A display welcomes people to Portland at a baggage reclaim area within the Portland International Jetport on Monday. Credit: David Marino Jr. / BDN

PORTLAND, Maine — While it expands domestic flights during a COVID-19 pandemic travel rebound, Portland International Jetport officials say future growth lies overseas.

Last summer, the airport saw a surge in new passengers as the vaccine rollout and the scrapping of travel prohibitions encouraged more to take flights to and from Maine. Americans traveled over the recent Presidents Day weekend in the highest numbers since Thanksgiving. Portland followed them in seeing high traffic.

The Portland jetport has announced three new locations this summer: Portland-based Elite Airways will be flying to St. Augustine, Florida, in the Jacksonville metro area and bringing back flights to Vero Beach, Florida. Southwest will run the airport’s first flight to Nashville, Tennessee, beginning in June.

Those additions are in line with a number of new non-stop flights the jetport has added in recent years. Increased U.S. flights now mean the airport must take a look at bringing international flights back, assistant airport director Zach Sundquist said. It does not have any now and no major airline has offered them widely there since Air Canada left in 2013.

“Our real future opportunities lie in international,” Sundquist said.

Zach Sundquist, assistant airport director at Portland International Jetport, stands outside the airport’s management office on Monday. Credit: David Marino Jr. / BDN

The airport will never have as many as neighboring Boston, Sundquist conceded. But there is potential for non-stop flights to popular destinations such as Caribbean islands and Mexico once or twice a week in the winter and Europe two or three times a week during the summer, he said.

Adding international flights can be a long process. For example, it needs a U.S. Customs and Border Protection facility to process travelers, Sundquist said. He said the airport may try to get such a facility funded as part of the $1.2 trillion infrastructure bill President Joe Biden signed last year. A $14 million project will renovate the airport’s primary runway from April to June.

Connecting international travel is already firmly on the mind of the airport: part of Sundquist’s role is making sure that the flights out of Portland can neatly connect to international business destinations like Tokyo. As it stands, fliers can get there from Portland a few different ways, including going through Atlanta, Chicago, Detroit or Newark, New Jersey, among other locations.

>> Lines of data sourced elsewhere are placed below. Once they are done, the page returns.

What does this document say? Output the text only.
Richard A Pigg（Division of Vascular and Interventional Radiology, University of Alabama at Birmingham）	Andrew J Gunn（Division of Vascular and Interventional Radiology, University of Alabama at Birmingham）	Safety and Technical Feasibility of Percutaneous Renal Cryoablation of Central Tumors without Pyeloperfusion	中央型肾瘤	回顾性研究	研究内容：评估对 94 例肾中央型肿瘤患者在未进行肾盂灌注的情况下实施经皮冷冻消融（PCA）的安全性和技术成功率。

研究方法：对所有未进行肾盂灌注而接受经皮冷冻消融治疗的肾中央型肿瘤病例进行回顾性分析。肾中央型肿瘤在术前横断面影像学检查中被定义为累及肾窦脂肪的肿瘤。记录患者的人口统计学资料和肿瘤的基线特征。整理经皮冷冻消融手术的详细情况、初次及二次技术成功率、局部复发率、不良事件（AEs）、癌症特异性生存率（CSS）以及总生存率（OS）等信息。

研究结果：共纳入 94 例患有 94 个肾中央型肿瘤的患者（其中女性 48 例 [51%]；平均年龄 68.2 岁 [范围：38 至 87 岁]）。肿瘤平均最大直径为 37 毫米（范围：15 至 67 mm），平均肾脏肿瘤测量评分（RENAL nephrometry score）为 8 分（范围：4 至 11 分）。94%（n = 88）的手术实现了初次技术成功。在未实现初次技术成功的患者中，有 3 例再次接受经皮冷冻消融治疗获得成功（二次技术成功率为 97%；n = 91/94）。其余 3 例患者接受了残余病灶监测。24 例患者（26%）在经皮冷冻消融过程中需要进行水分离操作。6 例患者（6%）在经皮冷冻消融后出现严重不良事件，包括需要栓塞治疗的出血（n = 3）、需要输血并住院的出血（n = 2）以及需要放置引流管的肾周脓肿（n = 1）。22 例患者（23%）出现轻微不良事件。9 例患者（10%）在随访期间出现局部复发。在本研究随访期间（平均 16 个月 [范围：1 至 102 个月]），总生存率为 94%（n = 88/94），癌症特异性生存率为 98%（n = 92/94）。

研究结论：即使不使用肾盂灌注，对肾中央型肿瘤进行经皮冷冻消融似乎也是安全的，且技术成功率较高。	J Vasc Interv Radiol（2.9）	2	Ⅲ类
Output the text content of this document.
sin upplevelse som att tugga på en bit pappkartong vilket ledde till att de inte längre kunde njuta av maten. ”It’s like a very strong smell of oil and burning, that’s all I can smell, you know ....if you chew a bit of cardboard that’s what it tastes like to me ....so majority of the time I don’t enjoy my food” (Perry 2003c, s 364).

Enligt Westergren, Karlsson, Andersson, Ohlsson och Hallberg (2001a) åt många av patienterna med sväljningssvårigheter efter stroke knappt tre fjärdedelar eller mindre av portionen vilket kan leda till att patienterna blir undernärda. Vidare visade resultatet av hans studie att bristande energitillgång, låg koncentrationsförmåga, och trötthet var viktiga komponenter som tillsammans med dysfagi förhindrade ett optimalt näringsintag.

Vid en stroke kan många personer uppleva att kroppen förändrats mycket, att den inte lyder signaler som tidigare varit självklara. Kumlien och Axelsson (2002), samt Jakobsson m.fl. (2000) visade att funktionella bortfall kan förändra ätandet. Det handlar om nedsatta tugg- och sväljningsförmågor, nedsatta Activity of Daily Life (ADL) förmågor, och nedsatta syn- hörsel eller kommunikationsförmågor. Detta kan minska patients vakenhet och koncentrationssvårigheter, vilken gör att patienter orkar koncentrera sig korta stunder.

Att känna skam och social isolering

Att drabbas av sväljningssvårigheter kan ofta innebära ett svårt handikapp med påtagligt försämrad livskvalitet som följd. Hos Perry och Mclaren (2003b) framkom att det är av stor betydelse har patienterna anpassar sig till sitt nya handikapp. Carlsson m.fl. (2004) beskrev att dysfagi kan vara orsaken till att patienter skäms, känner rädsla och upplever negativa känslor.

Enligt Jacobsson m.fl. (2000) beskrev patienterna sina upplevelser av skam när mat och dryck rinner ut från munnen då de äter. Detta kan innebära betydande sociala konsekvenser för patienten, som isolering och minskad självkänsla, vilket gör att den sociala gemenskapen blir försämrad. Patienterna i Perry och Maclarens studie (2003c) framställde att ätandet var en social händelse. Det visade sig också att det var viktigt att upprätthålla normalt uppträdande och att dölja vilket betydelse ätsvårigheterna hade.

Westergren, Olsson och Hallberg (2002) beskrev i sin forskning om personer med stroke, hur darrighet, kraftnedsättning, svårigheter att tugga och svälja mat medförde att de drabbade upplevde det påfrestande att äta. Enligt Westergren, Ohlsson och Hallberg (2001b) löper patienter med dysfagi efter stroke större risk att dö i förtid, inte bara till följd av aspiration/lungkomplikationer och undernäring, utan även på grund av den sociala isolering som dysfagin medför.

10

Portland is seeing many of the same trends seen by airports across the country. Flights have far exceeded those in the first year of the pandemic, but they have still not returned to pre-pandemic levels amid drops in business travel and resistance to flying among some.

The number of people flying in the U.S. this month had nearly doubled since February 2021, when most did not have access to vaccines, according to federal data from Feb. 1 to Feb. 21. It remains about 18 percent lower than corresponding dates from February 2019.

Portland Jetport saw some effects of the omicron surge, including people canceling flights as well as declines in bookings, Sundquist said. More people are buying tickets as cases drop here and nationwide, he said. For now, the waxing and waning pandemic has changed the way people travel. Most of all, people aren’t planning too far into a future that is uncertain to predict.

“The booking window has consolidated significantly,” Sundquist said. “People aren’t booking 180 days in advance; they’re booking two or three weeks out.”

The airport saw sizable numbers last summer, peaking in August with 245,000 deplanements. People feeling safer traveling after the vaccine rollout was a big part of that. So were other factors, including that the pandemic was less new and more understood, Sundquist said.

Maine had once required everyone who entered the state, including residents who left, to either quarantine for two weeks or test negative for the virus. It joined other states in axing those requirements in 2021 well into the vaccine rollout.